La Notte (1961)

 Michelangelo Antonioni's "La Notte"


After the controversial success of his 1960 film "L'avventura," Michelangelo Antonioni continued down the path of atmospheric filmmaking. With his 1961 film "La Notte," Antonioni replaces traditional storytelling narrative in favor of visual composition, atmosphere, and mood. This type of film caused hostile audiences at the 1960 Cannes Film Festival when Antonioni screened "L'avventura." But, the creative support around the film helped Antonioni continue on his journey of anti-drama cinema. With "La Notte," he brought along with him two of the greatest acting talents in the international film scene: Jeanne Moreau and Marcello Mastroianni. 

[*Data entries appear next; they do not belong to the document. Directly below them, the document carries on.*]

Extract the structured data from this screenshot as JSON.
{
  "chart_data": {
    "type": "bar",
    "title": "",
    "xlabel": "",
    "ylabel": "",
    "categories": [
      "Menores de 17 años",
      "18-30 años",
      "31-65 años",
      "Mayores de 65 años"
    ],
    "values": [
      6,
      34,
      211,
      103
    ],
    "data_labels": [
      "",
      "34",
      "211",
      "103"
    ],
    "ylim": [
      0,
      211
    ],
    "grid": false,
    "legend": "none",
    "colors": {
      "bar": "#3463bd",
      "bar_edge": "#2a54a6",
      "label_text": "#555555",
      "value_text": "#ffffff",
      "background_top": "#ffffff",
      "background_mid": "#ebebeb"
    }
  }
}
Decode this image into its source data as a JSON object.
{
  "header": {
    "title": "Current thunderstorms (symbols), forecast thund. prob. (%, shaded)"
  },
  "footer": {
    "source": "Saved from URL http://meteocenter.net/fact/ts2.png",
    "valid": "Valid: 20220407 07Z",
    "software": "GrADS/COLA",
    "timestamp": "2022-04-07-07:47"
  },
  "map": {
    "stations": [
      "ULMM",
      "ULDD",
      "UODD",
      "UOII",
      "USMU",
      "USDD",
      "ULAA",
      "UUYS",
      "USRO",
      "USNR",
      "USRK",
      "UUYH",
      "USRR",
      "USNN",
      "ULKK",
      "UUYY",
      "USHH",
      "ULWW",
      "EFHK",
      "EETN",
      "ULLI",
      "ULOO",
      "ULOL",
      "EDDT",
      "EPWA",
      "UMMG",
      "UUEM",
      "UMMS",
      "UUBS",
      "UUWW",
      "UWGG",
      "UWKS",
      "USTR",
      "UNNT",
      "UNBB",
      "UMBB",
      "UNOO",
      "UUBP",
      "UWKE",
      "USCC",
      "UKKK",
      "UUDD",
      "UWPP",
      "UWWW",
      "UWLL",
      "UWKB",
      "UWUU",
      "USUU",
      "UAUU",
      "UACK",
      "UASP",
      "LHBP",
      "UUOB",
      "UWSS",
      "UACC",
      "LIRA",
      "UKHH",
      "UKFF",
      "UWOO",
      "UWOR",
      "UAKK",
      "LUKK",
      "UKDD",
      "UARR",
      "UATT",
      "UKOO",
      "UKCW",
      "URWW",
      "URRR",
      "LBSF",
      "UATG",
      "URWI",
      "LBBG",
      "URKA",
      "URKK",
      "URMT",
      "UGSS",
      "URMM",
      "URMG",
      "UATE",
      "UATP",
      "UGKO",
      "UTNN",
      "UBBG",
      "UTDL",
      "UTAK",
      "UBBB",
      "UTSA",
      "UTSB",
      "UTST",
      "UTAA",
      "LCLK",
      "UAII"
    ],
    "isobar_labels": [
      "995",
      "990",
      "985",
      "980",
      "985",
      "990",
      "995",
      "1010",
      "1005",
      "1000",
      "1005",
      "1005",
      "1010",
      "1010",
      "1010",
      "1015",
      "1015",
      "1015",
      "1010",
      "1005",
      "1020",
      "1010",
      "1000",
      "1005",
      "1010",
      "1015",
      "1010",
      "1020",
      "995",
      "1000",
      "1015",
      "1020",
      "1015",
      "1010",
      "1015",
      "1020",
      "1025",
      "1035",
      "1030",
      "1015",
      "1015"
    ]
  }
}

The film takes place over the course of a single 24 hour period in the deteriorating final throws of a couple's relationship. A famed writer and his wife go to a fancy soiree, only for it to end in shambles. Throughout the whole film, we witness this couple's distance, as the entire film centers on their stagnant relationship through its arid viewpoint. Some would call this type of film boring and uninteresting. However, what Antonioni does so well is to let his films sit in the aura of boring and uninteresting to the point where the smallest moments suddenly seem enormous. The vapid nothingness of its characters lives creates the subtle tension necessary for creating the small drama of it all. In situations where nothing ever occurs, the minute moments of glances, irritations, dialogue, and subtleties start to become the very fabric of the drama itself.

On top of this, the mood and atmosphere that Antonioni creates is done so with expert blocking and composition. We feel the internality of the characters through this visual component, rather than relying on dialogue to provide us with anything. The images are beautiful to look at and their composition creates the necessary information for us to extrapolate ideas about the state of internal drama. 

The result of these compositions and mood creation is that of experiencing the film from the inside out, rather than observing the film as an outside spectator. Antonioni puts us directly into the mood of his characters and that then serves as the basis for our understanding of what is occurring. In "La Notte," we simply are experiencing the stagnation, resentment, and unfiltered emptiness of a couple who no longer love each other. There's nothing more to it than that,  but somehow Antonioni is able to intellectualize vast concepts about class, modern isolation, and post-war malaise into a single, coherent idea only visualized through an internal drama. It's captivating.